For centuries, the Church enacted the morally bankrupt and ineffective practices of forced conversion and “Christendom,” and while I was not alive then it appears obligation and not liberation was the primary motivator in faith. Not exactly desirable for a growing and dynamic faith community.
Pacem in terris from Pope John XXIII (expanded upon in Vatican II and all of which drew off the once-silenced John Courtney Murray, SJ) reversed how society should treat religion:
“14. Also among man’s rights is that of being able to worship God in accordance with the right dictates of his own conscience, and to profess his religion both in private and in public.”
Now, Catholics were to respect the right of each and every person to live out their religion, or not, according to conscience. This meant that theocracy was not desired nor should Christians hijack public forums to make their views heard disrespectfully any more.
Enacting God’s will into law is a desired goal through the legislative process, but always balanced by a respect for the individual’s conscience – to paraphrase Peter Maurin (and add some), we seek a society where it is easier to be good and yet one that respects our free will to act according to conscience. It is a challenge we may never get right, but we cannot excuse ourselves from engaging this tension.
Growing the Christian community through our witnesses of faith and love should also be a priority in the life of each person who professes Christ, but never through oppression or disrespect. Obviously, the call to evangelize and make disciples of all nations remains – and it is one I hope to write more about from a progressive Catholic angle.

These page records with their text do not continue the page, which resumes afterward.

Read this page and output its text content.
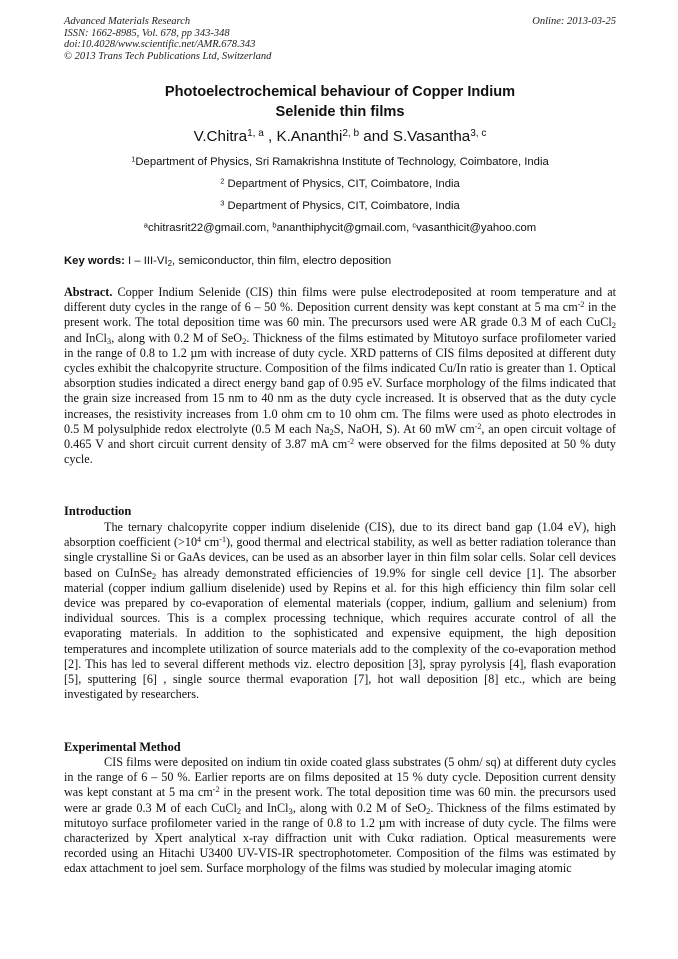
Advanced Materials Research
ISSN: 1662-8985, Vol. 678, pp 343-348
doi:10.4028/www.scientific.net/AMR.678.343
© 2013 Trans Tech Publications Ltd, Switzerland
Online: 2013-03-25
Photoelectrochemical behaviour of Copper Indium
Selenide thin films
V.Chitra$^{1, a}$ , K.Ananthi$^{2, b}$ and S.Vasantha$^{3, c}$
$^1$Department of Physics, Sri Ramakrishna Institute of Technology, Coimbatore, India
$^2$ Department of Physics, CIT, Coimbatore, India
$^3$ Department of Physics, CIT, Coimbatore, India
$^a$chitrasrit22@gmail.com, $^b$ananthiphycit@gmail.com, $^c$vasanthicit@yahoo.com
Key words: I – III-$VI_2$, semiconductor, thin film, electro deposition
Abstract. Copper Indium Selenide (CIS) thin films were pulse electrodeposited at room temperature and at different duty cycles in the range of 6 – 50 %. Deposition current density was kept constant at 5 ma $cm^{-2}$ in the present work. The total deposition time was 60 min. The precursors used were AR grade 0.3 M of each CuCl$_2$ and InCl$_3$, along with 0.2 M of SeO$_2$. Thickness of the films estimated by Mitutoyo surface profilometer varied in the range of 0.8 to 1.2 µm with increase of duty cycle. XRD patterns of CIS films deposited at different duty cycles exhibit the chalcopyrite structure. Composition of the films indicated Cu/In ratio is greater than 1. Optical absorption studies indicated a direct energy band gap of 0.95 eV. Surface morphology of the films indicated that the grain size increased from 15 nm to 40 nm as the duty cycle increased. It is observed that as the duty cycle increases, the resistivity increases from 1.0 ohm cm to 10 ohm cm. The films were used as photo electrodes in 0.5 M polysulphide redox electrolyte (0.5 M each $Na_2S$, NaOH, S). At 60 mW $cm^{-2}$, an open circuit voltage of 0.465 V and short circuit current density of 3.87 mA $cm^{-2}$ were observed for the films deposited at 50 % duty cycle.
Introduction
The ternary chalcopyrite copper indium diselenide (CIS), due to its direct band gap (1.04 eV), high absorption coefficient ($>10^4$ $cm^{-1}$), good thermal and electrical stability, as well as better radiation tolerance than single crystalline Si or GaAs devices, can be used as an absorber layer in thin film solar cells. Solar cell devices based on CuInSe$_2$ has already demonstrated efficiencies of 19.9% for single cell device [1]. The absorber material (copper indium gallium diselenide) used by Repins et al. for this high efficiency thin film solar cell device was prepared by co-evaporation of elemental materials (copper, indium, gallium and selenium) from individual sources. This is a complex processing technique, which requires accurate control of all the evaporating materials. In addition to the sophisticated and expensive equipment, the high deposition temperatures and incomplete utilization of source materials add to the complexity of the co-evaporation method [2]. This has led to several different methods viz. electro deposition [3], spray pyrolysis [4], flash evaporation [5], sputtering [6] , single source thermal evaporation [7], hot wall deposition [8] etc., which are being investigated by researchers.
Experimental Method
CIS films were deposited on indium tin oxide coated glass substrates (5 ohm/ sq) at different duty cycles in the range of 6 – 50 %. Earlier reports are on films deposited at 15 % duty cycle. Deposition current density was kept constant at 5 ma $cm^{-2}$ in the present work. The total deposition time was 60 min. the precursors used were ar grade 0.3 M of each CuCl$_2$ and InCl$_3$, along with 0.2 M of SeO$_2$. Thickness of the films estimated by mitutoyo surface profilometer varied in the range of 0.8 to 1.2 µm with increase of duty cycle. The films were characterized by Xpert analytical x-ray diffraction unit with Cukα radiation. Optical measurements were recorded using an Hitachi U3400 UV-VIS-IR spectrophotometer. Composition of the films was estimated by edax attachment to joel sem. Surface morphology of the films was studied by molecular imaging atomic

This valedictorian’s remarks, his prayer – none of these are respectful civic engagement or Christian proselytizing, and nothing he spoke was said out of love. I readily confess the Catholic faith, the one expressed by Christ through the Spirit, and I wish to draw all into it – but never by imposition of my will, only through invitation that is freely accepted. For the many times Christians impose, rather than invite we must ask the apology of all those around us.